Edwards also noted that no new refineries have been built in the United States in decades, another reason for lack of supply. And on top of Katrina, he noted, the hurricanes that hit Florida last year “also affected the offshore platforms in the Gulf of Mexico, but I think it’s worse now than then because they were able to repair those fairly quickly. I don’t know if they’ll be able to do that this time.”
George Will, in his column in this week’s Newsweek, noted that, factoring in inflation, gas would have to cost about $3.12 a gallon to match the highs of the 1970s. Will’s column was written before Katrina, and gas is already well above $3.12 in some parts of the country.
Future is uncertain
What the future holds is unclear.

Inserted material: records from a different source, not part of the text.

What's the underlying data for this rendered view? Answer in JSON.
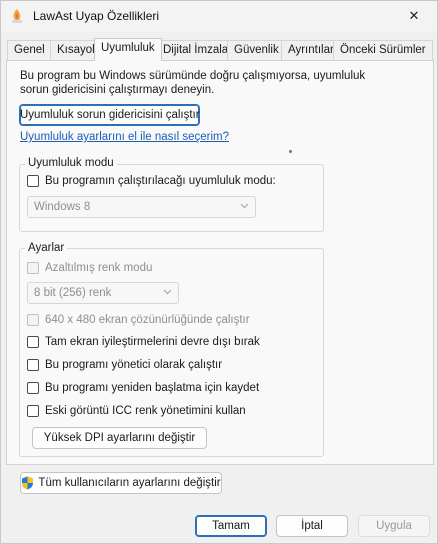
{
  "window": {
    "title": "LawAst Uyap Özellikleri",
    "close_glyph": "✕"
  },
  "tabs": [
    {
      "label": "Genel"
    },
    {
      "label": "Kısayol"
    },
    {
      "label": "Uyumluluk"
    },
    {
      "label": "Dijital İmzalar"
    },
    {
      "label": "Güvenlik"
    },
    {
      "label": "Ayrıntılar"
    },
    {
      "label": "Önceki Sürümler"
    }
  ],
  "active_tab": "Uyumluluk",
  "compat": {
    "description": "Bu program bu Windows sürümünde doğru çalışmıyorsa, uyumluluk sorun gidericisini çalıştırmayı deneyin.",
    "run_troubleshooter": "Uyumluluk sorun gidericisini çalıştır",
    "manual_link": "Uyumluluk ayarlarını el ile nasıl seçerim?",
    "mode_group": "Uyumluluk modu",
    "mode_checkbox": "Bu programın çalıştırılacağı uyumluluk modu:",
    "mode_checked": false,
    "mode_select": "Windows 8"
  },
  "settings": {
    "group": "Ayarlar",
    "reduced_color": "Azaltılmış renk modu",
    "color_select": "8 bit (256) renk",
    "res_640": "640 x 480 ekran çözünürlüğünde çalıştır",
    "fullscreen": "Tam ekran iyileştirmelerini devre dışı bırak",
    "admin": "Bu programı yönetici olarak çalıştır",
    "restart": "Bu programı yeniden başlatma için kaydet",
    "icc": "Eski görüntü ICC renk yönetimini kullan",
    "high_dpi": "Yüksek DPI ayarlarını değiştir"
  },
  "all_users_button": "Tüm kullanıcıların ayarlarını değiştir",
  "footer": {
    "ok": "Tamam",
    "cancel": "İptal",
    "apply": "Uygula"
  },
  "colors": {
    "accent": "#1a5fb4",
    "focus_border": "#2f6fb8",
    "shield_blue": "#2b79d6",
    "shield_yellow": "#f5c518"
  },
  "icons": {
    "app": "app-icon",
    "close": "close-icon",
    "dropdown": "chevron-down-icon",
    "uac": "uac-shield-icon"
  }
}
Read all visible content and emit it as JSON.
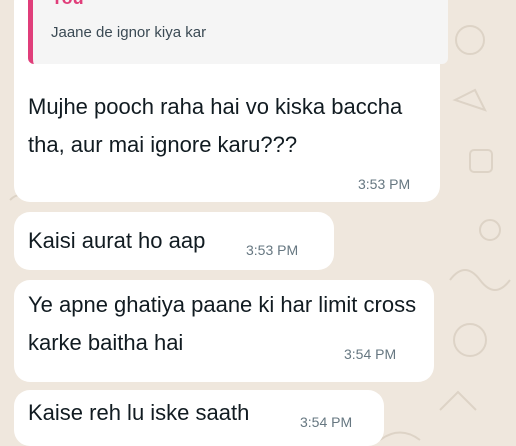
{
  "quoted_reply": {
    "author": "You",
    "text": "Jaane de ignor kiya kar"
  },
  "messages": [
    {
      "text": "Mujhe pooch raha hai vo kiska baccha tha, aur mai ignore karu???",
      "time": "3:53 PM"
    },
    {
      "text": "Kaisi aurat ho aap",
      "time": "3:53 PM"
    },
    {
      "text": "Ye apne ghatiya paane ki har limit cross karke baitha hai",
      "time": "3:54 PM"
    },
    {
      "text": "Kaise reh lu iske saath",
      "time": "3:54 PM"
    }
  ]
}
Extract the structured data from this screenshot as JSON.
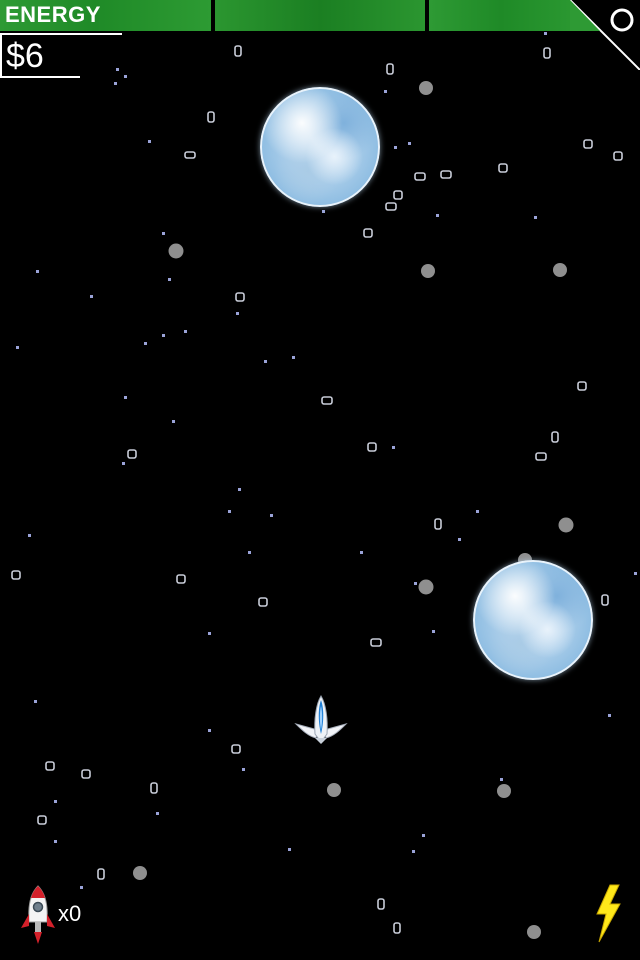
{
  "hud": {
    "energy_label": "ENERGY",
    "money": "$6",
    "rockets_count": "x0"
  },
  "icons": {
    "pause": "pause-circle-icon",
    "rocket": "rocket-icon",
    "power": "lightning-bolt-icon",
    "player": "spaceship-icon"
  },
  "colors": {
    "energy_green": "#2a9530",
    "background": "#000000",
    "bolt_yellow": "#ffe81a",
    "rocket_red": "#d4202a"
  }
}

Edwards said he’s worried about something we haven’t even heard much about yet: What if the steel pipelines underneath the Gulf have been damaged? What would it cost to repair them, and how much longer would it be before production and distribution in that part of the world could get back up to speed?
Already, at minimum, experts say we’re probably looking at months to repair the damage.
“(The price of gas) was high then because of the Middle East embargo,” Edwards said. “And we had to recover from that, and we did.
“This time, I think it’s likely to stay (high), particularly with the things that have just happened in the Gulf of Mexico. We’ve knocked off 1.5 million barrels a day of production, and it’s going to take us a long time to get that production back up.”
For people like Hocker, those words are discouraging.
“I depend on diesel fuel to make a living. I have to buy it,” said the former refinery worker, who is now in the pipeline business. “I just don’t know where it’s going to end.
“If it gets to $4 a gallon I still have to buy it because I have to make a living, but obviously that cost is going to be passed on to my customers and the consumer.”